The Rise Above the Story formula is a beautiful way to find your way back to yourself––to find that deep love for your body. As always, it begins with acknowledging the story you’re telling yourself. Get real. Write it down. Write it all down.
My thighs are fat.
My face is too wide.
My nose is too big.
You get the idea.
Now untangle them. What’s at the root? What’s your trigger? What are you constantly trying to fix? Who are you trying to please? What would make you feel more comfortable in your own skin? What would you do, wear, try, if no one was watching? (Because the truth is, no one really is.)

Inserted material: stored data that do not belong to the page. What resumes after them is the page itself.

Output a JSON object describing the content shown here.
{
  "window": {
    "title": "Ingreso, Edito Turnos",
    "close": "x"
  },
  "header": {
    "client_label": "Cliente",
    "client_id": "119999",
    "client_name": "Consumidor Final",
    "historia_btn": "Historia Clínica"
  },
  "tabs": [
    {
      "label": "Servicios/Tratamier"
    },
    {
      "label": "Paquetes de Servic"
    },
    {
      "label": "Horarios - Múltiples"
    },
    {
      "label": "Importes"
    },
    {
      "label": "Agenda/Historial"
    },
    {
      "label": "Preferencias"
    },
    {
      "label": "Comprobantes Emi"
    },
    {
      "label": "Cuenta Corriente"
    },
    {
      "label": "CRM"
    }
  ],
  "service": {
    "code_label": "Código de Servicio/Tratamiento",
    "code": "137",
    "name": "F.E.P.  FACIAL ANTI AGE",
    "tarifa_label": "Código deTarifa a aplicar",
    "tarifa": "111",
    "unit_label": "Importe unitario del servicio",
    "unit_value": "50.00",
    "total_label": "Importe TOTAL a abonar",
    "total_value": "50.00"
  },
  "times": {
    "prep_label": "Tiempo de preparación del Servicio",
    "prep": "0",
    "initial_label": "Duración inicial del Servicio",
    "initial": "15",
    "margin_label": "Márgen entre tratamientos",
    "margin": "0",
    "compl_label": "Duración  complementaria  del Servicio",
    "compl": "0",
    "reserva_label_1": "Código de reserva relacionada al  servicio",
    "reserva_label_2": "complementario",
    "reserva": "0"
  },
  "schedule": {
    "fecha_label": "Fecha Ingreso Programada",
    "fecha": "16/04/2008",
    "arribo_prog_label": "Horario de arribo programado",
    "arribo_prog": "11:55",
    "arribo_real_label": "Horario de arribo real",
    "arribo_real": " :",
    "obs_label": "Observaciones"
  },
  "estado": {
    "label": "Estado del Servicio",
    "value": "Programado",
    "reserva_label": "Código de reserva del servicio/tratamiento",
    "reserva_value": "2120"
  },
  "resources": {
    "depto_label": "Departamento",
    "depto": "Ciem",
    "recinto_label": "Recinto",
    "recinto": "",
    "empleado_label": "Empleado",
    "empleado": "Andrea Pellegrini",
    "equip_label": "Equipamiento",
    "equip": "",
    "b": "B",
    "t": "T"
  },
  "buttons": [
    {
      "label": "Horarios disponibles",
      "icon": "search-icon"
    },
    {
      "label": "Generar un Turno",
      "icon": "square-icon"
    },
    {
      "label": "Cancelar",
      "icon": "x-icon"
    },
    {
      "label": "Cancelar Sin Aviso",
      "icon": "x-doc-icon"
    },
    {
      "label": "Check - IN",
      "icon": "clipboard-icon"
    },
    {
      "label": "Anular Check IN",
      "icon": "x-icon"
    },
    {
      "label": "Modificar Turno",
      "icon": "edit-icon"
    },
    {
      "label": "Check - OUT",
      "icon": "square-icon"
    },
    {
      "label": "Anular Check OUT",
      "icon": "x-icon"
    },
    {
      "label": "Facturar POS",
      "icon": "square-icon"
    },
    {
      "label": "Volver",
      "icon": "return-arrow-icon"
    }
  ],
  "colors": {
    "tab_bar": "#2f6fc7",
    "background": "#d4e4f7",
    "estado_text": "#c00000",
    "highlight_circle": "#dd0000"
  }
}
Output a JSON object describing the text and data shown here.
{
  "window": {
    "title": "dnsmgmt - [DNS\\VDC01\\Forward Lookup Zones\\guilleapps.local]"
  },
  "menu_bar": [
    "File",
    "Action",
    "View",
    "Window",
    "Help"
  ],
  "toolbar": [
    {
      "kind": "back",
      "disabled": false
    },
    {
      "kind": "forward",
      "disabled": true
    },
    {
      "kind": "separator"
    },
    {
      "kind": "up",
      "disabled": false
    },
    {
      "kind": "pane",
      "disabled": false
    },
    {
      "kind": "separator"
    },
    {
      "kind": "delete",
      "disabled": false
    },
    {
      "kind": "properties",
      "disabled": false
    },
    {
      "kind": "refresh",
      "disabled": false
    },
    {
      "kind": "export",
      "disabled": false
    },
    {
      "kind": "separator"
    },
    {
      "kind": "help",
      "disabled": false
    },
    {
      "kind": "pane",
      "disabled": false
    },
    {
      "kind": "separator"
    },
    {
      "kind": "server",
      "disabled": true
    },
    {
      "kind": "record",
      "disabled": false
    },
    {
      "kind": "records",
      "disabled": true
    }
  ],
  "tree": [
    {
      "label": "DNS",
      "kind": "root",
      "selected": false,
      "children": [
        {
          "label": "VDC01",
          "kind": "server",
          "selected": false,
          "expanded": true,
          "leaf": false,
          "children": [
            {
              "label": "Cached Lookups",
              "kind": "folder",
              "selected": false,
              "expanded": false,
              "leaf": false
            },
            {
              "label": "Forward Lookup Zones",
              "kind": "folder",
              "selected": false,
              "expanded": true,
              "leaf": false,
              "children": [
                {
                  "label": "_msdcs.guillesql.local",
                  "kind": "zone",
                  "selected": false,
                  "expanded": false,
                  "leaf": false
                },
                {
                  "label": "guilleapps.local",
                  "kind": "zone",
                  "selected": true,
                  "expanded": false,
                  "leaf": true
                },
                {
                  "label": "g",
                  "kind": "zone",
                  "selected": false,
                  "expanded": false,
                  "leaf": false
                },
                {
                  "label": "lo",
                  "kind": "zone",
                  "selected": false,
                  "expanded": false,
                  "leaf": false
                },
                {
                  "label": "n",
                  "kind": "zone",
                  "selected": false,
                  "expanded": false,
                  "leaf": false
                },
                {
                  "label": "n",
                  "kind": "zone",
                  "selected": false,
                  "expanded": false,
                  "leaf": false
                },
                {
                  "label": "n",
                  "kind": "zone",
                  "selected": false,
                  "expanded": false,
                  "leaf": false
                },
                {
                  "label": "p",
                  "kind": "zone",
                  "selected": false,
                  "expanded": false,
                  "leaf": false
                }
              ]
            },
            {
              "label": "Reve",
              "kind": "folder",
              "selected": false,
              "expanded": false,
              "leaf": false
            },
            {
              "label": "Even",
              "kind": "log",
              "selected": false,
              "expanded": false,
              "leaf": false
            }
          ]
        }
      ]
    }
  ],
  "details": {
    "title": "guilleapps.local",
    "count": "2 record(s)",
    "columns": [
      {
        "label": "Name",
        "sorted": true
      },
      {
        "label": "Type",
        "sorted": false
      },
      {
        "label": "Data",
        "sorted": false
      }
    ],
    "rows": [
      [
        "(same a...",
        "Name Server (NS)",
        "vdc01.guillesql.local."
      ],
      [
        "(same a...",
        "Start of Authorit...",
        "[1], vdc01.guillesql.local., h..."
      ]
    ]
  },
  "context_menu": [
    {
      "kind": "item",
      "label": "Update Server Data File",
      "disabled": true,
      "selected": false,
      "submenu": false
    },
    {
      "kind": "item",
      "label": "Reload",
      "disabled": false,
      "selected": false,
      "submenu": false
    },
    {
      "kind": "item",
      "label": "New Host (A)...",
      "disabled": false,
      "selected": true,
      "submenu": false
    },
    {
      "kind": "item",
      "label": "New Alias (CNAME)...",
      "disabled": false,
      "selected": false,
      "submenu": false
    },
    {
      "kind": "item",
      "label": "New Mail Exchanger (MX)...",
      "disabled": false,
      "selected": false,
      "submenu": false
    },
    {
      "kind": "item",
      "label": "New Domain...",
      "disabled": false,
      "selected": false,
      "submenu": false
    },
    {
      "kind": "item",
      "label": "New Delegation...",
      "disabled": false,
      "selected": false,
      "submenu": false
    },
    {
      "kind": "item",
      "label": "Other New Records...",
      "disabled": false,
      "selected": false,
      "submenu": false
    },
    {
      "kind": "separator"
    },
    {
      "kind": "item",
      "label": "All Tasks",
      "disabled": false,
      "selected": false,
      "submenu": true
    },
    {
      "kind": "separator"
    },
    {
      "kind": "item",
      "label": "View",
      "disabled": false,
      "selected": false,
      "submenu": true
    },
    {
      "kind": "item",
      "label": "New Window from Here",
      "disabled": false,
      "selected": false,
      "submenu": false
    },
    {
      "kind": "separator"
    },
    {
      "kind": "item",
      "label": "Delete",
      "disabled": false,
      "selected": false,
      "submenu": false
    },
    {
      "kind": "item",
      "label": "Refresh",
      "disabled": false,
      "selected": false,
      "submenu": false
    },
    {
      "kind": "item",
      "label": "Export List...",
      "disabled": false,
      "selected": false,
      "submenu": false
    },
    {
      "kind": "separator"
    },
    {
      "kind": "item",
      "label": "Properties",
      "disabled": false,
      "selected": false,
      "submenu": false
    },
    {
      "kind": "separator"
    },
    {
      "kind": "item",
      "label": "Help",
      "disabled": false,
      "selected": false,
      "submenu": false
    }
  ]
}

Now, what value, lessons, and wisdom can we garner from the past trauma? How can we take that wisdom and unlock a liberated life and fierce acceptance of ourselves?
For me, none of it was about Mr. Crotch Rocket. It was about my mom and how I felt abandoned and unloved even, especially in her presence. It was also about my dad and my unresolved feelings about him going to prison and where that left me in the world besides swimming in a sea of uncertainty and continuously grasping for a life raft that wasn’t there.
That is, until I crafted one for myself.
Finding that deep love and an uninhibited, beautiful body image is possible for all of us who are willing to dig in and do the work.
But just in case you need a few more ideas of how to find that deep inner love, here are a couple of tips from a pro:
Look at some old photos of yourself. I bet in looking back at the younger you you’ll be sweet and soft and see the beauty and strength that was there. Guess what? It’s still there.
Get more face time in the mirror. I am a huge believer in affirmations. I say at least three nice things about myself every day while looking in the mirror. When doing this, make eye contact with yourself. The eye contact cements the sentiment.
That’s it for now, except I must leave you with this last bit of advice for a positive body image: No matter what, no matter who says it’s cool––I don’t care if it’s Vogue magazine, Lady Gaga, or Audrey Hepburn from the grave––mullets are NEVER, ever a good idea.